The Security Imperative
The driving force behind this shift, according to Schasfoort, is a profound fear of China's military potential. He highlights a specific concern raised by the administration: the inability to rapidly convert civilian manufacturing into military capacity in a crisis. "As Vice President JD Vance has noted, US de-industrialization has gotten so bad that one of Beijing state-owned firms built more commercial ships just last year than all of America has produced since the end of World War II," Schasfoort reports. This statistic anchors the entire argument, transforming tariffs from a trade dispute into a defense necessity.
The piece details how the previous global order, characterized by low tariffs and open investment, inadvertently accelerated the decline of US manufacturing. Schasfoort explains that while the "exorbitant privilege" of the US dollar allowed for massive military spending, it also made domestic production uncompetitive. "The strong dollar made Americans in general much richer than they would otherwise have been," he writes, "however on the flip side it did make Manufacturing in the US much more expensive."

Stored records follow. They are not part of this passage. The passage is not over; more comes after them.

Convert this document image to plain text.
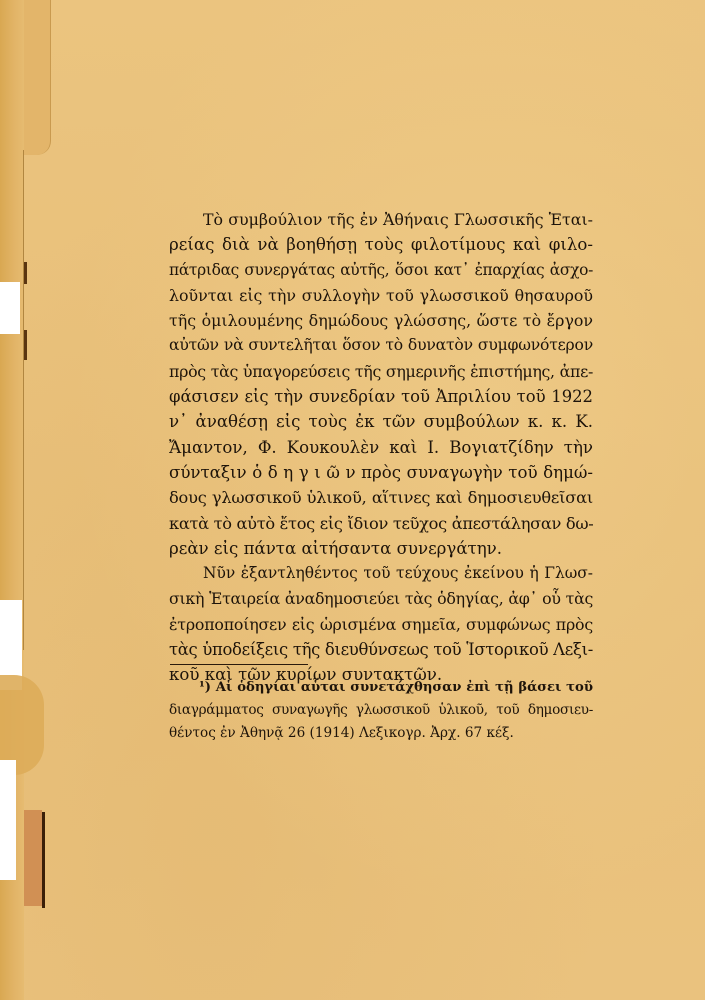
Τὸ συμβούλιον τῆς ἐν Ἀθήναις Γλωσσικῆς Ἑται-
ρείας διὰ νὰ βοηθήσῃ τοὺς φιλοτίμους καὶ φιλο-
πάτριδας συνεργάτας αὐτῆς, ὅσοι κατ᾿ ἐπαρχίας ἀσχο-
λοῦνται εἰς τὴν συλλογὴν τοῦ γλωσσικοῦ θησαυροῦ
τῆς ὁμιλουμένης δημώδους γλώσσης, ὥστε τὸ ἔργον
αὐτῶν νὰ συντελῆται ὅσον τὸ δυνατὸν συμφωνότερον
πρὸς τὰς ὑπαγορεύσεις τῆς σημερινῆς ἐπιστήμης, ἀπε-
φάσισεν εἰς τὴν συνεδρίαν τοῦ Ἀπριλίου τοῦ 1922
ν᾿ ἀναθέσῃ εἰς τοὺς ἐκ τῶν συμβούλων κ. κ. Κ.
Ἄμαντον, Φ. Κουκουλὲν καὶ Ι. Βογιατζίδην τὴν
σύνταξιν ὁ δ η γ ι ῶ ν πρὸς συναγωγὴν τοῦ δημώ-
δους γλωσσικοῦ ὑλικοῦ, αἵτινες καὶ δημοσιευθεῖσαι
κατὰ τὸ αὐτὸ ἔτος εἰς ἴδιον τεῦχος ἀπεστάλησαν δω-
ρεὰν εἰς πάντα αἰτήσαντα συνεργάτην.
Νῦν ἐξαντληθέντος τοῦ τεύχους ἐκείνου ἡ Γλωσ-
σικὴ Ἑταιρεία ἀναδημοσιεύει τὰς ὁδηγίας, ἀφ᾿ οὗ τὰς
ἐτροποποίησεν εἰς ὡρισμένα σημεῖα, συμφώνως πρὸς
τὰς ὑποδείξεις τῆς διευθύνσεως τοῦ Ἱστορικοῦ Λεξι-
κοῦ καὶ τῶν κυρίων συντακτῶν.
¹) Αἱ ὁδηγίαι αὗται συνετάχθησαν ἐπὶ τῇ βάσει τοῦ
διαγράμματος συναγωγῆς γλωσσικοῦ ὑλικοῦ, τοῦ δημοσιευ-
θέντος ἐν Ἀθηνᾷ 26 (1914) Λεξικογρ. Ἀρχ. 67 κέξ.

This creates a paradox the administration is trying to solve: how to maintain the dollar's dominance while rebuilding the factories needed to defend it. Schasfoort argues that the administration believes this is possible, citing Miran's work which suggests the US can "have your cake and eat it too." The strategy involves a three-step process, beginning with the current "tariff chaos" to force negotiations, followed by a system of reciprocal tariffs to ensure a level playing field.
A New Global Hierarchy
Perhaps the most striking element of Schasfoort's coverage is the description of the proposed new global order. He describes a system where countries are sorted into distinct categories based on their alignment with US interests. "I think we should make it very clear that there is a green a yellow and a red bucket," Schasfoort quotes Bessent, outlining a world where access to the US market and military protection is no longer a right of the neoliberal era but a privilege granted to allies.
In this vision, "green" countries receive low tariffs and preferred dollar access, while others are left to fend for themselves. Schasfoort writes, "It will become very clear that some countries Get Low tariffs, military protection and maybe even some preferred US dollar access, while others are left to fend for themselves." This represents a fundamental departure from the post-WWII model, which sought to integrate as many nations as possible into a rules-based system.
The author acknowledges the risks, noting that the first trade war under the previous administration failed to significantly reverse deindustrialization. Yet, he argues the current approach is different because it targets the structural incentives of the global system rather than just specific trade deficits. "The administration shows that it means business," Schasfoort observes. "It no longer cares about the stock market crashing."
"If you want to go to third world status, lose your reserve currency. We have to have it; we cannot lose it."
Bottom Line
Schasfoort's strongest contribution is reframing the administration's erratic tariff policy as a coherent, albeit risky, strategy to solve the national security crisis of deindustrialization. The argument's biggest vulnerability lies in its assumption that the global economy can absorb the shock of a sudden, hierarchical restructuring without collapsing the very supply chains the US seeks to protect. Readers should watch to see if the administration can transition from the current phase of chaos to the proposed system of reciprocal, tiered trade before the political or economic costs become unsustainable.